The leader of rebels in southern Sudan says his forces will bar international relief agencies operating in the area under the auspices of the Sudanese government.
"If they are there under our auspices, we will protect them," John Garang said in an interview during a visit to the Ethiopian capital. "But when they are working for the other side . . . they are there at their own risk."
Spokesmen for some of the 10 to 15 relief organizations in southern Sudan, however, said it was out of the question to work through the Garang's Sudanese People's Liberation Army (SPLA).
"That would be a ludicrous thing to do," said one, speaking only on condition that neither he nor his agency be identified. "If we worked through them we'd be kicked out of Sudan.
"It's gotten dicier there in the past year with the kidnapings and shooting down of airplanes. But doing business with the SPLA is not an option right now."
Breadbasket Hit Hard
Food supplies in Sudan, once considered a breadbasket for North Africa and the Middle East, have been hit hard by Garang's four-year rebellion, which has forced thousands of peasant farmers to abandon their land.
Garang said that late rains and poor crops this year had further aggravated the food situation in southern Sudan and that could mean famine conditions for more than 6 million people living in the area.
There are also an estimated 230,000 people who have been displaced by the violence and are totally dependent on food aid, according to the United Nations Food and Agriculture Organization in Rome and Western relief agencies.
Garang's followers took up arms against the government in Khartoum in 1983 in a fight for more autonomy for those in the mainly Christian south and an end to Islamic laws favored by the dominant Muslims of the north. Garang said his aim now is to bring down the Khartoum government.
His guerrillas seized four Western aid workers on July 7, and he said that more abductions are likely. But he claimed that the Briton and three Americans taken from Mundri and still held were seized for their own protection.
Garang claimed that his forces controlled the entire southern Sudanese countryside, an area about the size of Texas.
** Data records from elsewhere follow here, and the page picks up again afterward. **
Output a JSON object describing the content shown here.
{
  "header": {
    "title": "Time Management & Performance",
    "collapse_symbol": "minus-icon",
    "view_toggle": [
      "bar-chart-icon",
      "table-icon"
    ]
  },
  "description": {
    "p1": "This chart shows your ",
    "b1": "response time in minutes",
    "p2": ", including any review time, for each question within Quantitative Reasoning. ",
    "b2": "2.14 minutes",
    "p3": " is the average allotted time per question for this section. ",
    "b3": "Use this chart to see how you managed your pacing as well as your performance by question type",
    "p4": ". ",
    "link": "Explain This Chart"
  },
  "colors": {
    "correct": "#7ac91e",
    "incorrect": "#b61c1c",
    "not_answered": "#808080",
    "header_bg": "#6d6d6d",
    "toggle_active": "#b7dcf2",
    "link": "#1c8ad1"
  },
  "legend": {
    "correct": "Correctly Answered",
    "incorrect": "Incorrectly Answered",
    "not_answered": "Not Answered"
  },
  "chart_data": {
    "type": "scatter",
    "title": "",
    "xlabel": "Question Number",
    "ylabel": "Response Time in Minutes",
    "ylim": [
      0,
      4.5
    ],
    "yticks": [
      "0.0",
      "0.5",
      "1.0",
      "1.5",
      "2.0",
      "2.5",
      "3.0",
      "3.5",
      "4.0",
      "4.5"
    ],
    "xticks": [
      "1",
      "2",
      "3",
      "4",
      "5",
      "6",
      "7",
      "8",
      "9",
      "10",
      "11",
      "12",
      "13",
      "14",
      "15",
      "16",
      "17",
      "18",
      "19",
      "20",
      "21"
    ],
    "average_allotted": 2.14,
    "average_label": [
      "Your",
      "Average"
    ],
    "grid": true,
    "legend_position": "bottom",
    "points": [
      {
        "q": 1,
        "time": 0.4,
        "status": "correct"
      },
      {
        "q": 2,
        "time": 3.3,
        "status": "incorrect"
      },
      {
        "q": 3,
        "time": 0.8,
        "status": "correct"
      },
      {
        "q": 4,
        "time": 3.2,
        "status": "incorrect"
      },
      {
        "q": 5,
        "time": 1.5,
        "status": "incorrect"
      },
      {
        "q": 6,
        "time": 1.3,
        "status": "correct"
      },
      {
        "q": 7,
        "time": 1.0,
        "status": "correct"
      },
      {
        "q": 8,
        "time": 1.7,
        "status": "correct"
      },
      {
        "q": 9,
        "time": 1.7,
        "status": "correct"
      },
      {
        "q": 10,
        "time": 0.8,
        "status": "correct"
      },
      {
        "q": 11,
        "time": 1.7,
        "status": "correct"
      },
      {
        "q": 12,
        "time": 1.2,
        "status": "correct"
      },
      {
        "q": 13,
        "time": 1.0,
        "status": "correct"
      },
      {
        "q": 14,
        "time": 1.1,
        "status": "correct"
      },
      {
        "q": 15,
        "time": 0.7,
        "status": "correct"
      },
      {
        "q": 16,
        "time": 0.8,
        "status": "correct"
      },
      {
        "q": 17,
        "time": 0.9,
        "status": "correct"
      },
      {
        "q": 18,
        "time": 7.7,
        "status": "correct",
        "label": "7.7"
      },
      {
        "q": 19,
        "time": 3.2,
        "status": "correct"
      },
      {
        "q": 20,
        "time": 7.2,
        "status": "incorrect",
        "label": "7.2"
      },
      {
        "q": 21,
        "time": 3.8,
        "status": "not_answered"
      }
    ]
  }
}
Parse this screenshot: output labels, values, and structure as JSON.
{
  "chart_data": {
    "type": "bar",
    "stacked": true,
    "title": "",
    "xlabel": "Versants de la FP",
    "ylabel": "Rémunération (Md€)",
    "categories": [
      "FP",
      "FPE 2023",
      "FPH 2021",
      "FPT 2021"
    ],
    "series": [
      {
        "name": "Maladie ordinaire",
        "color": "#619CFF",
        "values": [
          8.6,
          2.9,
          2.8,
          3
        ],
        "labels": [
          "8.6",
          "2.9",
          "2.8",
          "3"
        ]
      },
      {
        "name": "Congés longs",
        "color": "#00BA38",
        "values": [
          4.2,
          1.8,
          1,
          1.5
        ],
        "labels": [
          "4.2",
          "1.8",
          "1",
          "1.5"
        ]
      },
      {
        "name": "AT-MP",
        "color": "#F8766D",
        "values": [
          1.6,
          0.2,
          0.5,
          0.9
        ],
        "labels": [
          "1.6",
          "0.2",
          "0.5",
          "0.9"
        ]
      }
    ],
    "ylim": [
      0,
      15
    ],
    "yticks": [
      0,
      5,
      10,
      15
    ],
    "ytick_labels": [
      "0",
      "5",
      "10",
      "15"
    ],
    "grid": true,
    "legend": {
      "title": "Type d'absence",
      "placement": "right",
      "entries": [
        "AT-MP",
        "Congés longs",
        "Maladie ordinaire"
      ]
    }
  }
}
He said his fighters had isolated the southern provincial capital of Juba and were pushing north into Sudan's central Kordofan District.
Food convoys of international aid groups working through the Sudanese government are accompanied by army escorts. Garang urged the aid groups to operate only through the rebels for their own safety.
"We are the government in the south," Garang said. "Humanitarian efforts should through us."
The roads are mined, and we are not going to unearth the mines in order to allow food to go in. It doesn't make human sense, military sense or political sense."
In an escalation of threats, the rebels said on Aug. 5 that they would shoot down all unauthorized aircraft--military or civilian--and singled out a private charter company ferrying relief food to Juba. They charged that the company had a government contract "to spy on and take aerial photographs of" rebel operations.
In May, rebels shot down a commercial passenger plane, killing all 13 aboard. The insurgents claimed that the government was using commercial planes to transport soldiers and weapons.
In August, 1986, the rebels shot down a Sudan Airways Fokker F-27, killing all 60 people aboard.